Paul Smith's College may not violate its founder's will and change its name at the request of a prospective major donor, according to a judge's ruling released Wednesday.
Like many institutions, the upstate New York-based school faces enrollment challenges and financial woes. But Paul Smith's had a major donor ready to step in and save it.
Joan Weill, a long-term board member and supporter of Paul Smith's, has pledged $20 million to put the financially troubled school on a more stable path—if the school would change its name to Joan Weill-Paul Smith's College.
However, the name change would contradict restrictions imposed by the college's founder, whose will mandated that the college be "forever known" as Paul Smith's.
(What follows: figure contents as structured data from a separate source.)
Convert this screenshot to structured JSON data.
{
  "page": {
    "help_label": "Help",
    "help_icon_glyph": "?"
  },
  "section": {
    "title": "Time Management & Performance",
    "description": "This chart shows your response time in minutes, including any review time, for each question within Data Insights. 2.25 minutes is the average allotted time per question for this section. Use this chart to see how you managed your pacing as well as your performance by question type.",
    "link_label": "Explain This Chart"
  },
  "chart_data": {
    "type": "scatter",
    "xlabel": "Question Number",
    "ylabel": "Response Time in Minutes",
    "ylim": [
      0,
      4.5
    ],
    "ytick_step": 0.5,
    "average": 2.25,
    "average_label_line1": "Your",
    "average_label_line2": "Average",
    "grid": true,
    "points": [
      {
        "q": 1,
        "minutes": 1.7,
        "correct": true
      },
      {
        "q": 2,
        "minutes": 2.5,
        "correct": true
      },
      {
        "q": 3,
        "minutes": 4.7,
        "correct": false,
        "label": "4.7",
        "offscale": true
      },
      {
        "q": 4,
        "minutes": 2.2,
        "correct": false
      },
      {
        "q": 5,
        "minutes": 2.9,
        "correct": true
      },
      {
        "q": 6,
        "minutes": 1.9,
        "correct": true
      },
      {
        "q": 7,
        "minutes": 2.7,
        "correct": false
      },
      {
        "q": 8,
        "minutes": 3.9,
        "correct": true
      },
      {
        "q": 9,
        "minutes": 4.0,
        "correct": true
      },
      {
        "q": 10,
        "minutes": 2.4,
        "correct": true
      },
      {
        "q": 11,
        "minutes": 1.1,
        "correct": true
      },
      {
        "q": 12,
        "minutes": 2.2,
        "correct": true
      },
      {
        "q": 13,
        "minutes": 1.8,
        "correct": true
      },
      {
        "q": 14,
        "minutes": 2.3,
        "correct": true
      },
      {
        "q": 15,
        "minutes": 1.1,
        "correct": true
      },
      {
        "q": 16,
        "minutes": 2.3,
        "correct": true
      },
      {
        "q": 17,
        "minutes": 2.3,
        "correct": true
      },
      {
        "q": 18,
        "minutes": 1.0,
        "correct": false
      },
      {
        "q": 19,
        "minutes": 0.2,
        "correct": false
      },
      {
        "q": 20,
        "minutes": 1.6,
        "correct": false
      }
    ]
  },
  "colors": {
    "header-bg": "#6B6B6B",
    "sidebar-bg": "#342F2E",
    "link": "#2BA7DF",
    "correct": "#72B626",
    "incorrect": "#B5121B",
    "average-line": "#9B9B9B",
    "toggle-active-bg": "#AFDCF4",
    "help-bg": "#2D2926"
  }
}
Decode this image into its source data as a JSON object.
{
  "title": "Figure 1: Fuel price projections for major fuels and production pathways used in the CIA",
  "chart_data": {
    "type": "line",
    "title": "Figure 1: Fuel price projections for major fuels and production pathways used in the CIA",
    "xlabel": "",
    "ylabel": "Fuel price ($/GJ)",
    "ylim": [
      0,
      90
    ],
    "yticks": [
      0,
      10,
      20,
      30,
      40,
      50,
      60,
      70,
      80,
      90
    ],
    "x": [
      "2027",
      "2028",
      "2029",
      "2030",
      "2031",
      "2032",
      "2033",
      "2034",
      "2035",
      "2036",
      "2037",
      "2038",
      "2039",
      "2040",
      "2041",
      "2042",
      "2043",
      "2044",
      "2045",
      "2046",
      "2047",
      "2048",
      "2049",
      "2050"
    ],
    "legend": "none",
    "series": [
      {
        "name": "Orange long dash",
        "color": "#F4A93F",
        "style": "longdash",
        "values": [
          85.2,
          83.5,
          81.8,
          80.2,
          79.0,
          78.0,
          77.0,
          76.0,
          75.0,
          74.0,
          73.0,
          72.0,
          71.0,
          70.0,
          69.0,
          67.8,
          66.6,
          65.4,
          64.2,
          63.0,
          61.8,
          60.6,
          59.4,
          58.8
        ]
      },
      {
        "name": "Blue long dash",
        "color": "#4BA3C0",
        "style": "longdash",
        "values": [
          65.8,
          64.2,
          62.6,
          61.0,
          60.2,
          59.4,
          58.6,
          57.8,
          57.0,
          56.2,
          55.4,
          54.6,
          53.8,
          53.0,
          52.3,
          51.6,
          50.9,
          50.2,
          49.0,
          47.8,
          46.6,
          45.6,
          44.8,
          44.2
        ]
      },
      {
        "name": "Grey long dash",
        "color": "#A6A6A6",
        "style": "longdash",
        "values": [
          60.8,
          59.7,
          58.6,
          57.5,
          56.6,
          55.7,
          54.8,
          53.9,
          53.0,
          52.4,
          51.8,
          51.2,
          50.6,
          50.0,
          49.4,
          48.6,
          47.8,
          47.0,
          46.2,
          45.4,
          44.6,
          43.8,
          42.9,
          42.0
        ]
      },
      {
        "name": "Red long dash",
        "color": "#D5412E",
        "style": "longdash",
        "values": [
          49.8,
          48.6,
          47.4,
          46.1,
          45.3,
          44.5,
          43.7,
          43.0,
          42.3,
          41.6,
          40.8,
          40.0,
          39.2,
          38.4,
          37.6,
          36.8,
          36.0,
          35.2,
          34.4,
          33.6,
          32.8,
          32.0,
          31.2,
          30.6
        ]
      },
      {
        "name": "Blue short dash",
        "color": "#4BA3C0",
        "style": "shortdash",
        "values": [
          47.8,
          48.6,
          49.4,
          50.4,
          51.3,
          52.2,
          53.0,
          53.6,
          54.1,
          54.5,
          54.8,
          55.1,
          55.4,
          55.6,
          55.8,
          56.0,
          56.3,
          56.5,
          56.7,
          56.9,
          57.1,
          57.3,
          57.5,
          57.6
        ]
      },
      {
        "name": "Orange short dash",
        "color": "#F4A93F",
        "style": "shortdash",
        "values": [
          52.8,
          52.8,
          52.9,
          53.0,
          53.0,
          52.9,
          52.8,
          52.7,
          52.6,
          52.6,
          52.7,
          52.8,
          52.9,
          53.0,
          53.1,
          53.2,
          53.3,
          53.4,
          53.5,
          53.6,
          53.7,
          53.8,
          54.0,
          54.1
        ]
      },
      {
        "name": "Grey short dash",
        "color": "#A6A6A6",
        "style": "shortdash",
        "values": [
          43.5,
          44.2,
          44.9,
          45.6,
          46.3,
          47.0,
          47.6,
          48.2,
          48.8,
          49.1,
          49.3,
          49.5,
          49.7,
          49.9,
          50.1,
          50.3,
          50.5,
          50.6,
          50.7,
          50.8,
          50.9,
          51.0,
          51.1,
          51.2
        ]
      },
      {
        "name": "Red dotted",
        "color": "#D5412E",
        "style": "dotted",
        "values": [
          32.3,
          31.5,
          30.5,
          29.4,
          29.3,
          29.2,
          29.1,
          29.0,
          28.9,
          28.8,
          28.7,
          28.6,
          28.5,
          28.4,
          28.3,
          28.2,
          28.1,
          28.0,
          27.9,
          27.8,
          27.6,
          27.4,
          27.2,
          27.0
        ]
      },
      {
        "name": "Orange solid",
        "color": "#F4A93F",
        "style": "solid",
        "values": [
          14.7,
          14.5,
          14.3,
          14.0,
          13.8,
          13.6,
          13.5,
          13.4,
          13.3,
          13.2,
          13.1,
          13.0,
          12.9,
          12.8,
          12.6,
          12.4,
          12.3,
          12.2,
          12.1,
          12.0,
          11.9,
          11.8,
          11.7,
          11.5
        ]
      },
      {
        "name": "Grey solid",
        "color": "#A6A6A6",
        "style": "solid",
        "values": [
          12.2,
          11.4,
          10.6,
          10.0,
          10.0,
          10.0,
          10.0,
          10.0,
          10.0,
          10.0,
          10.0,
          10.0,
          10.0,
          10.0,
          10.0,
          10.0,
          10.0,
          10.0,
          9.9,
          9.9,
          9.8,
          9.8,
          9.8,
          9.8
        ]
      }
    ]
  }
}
Paul Smith's argued that it should be allowed to change the name because it badly needs Weill's gift. The college also showed data demonstrating a need to diversify its enrollment strategy. Officials presented a $30 million plan to the judge for rejuvenating the school—and pointed out that Weill's gift would cover most of the cost.
In court papers, the college argued the will's restriction "nearly fatally impedes the ability of Paul Smith's to seek large gifts from a single donor in order to make the investments it needs to remain viable."
However, the judge disagreed, ruling that Paul Smith's had not produced hard evidence its name was "holding the college back" or causing harm.
"This court does not find that the name change restriction is impractical, or wasteful, to such a degree that it frustrates the charitable purpose of the bequest of [the founder]," says the ruling.
Paul Smith's President Cathy Dove released a statement saying she is disappointed by the decision but that she and the board "truly appreciate the enduring connection our people feel to the college and our traditions."
The college has not indicated whether it might appeal—and Weill has not hinted at whether she will move forward with all or part of her pledged gift without the name change.
Philanthropy experts say the case signals several trends: a shift toward mega-gifts, a more transactional approach to giving, and a rise in debates over donor or founder restrictions—and how to escape them (Mueller/Hussey, New York Times, 10/7; Jaschik, Inside Higher Ed, 10/8).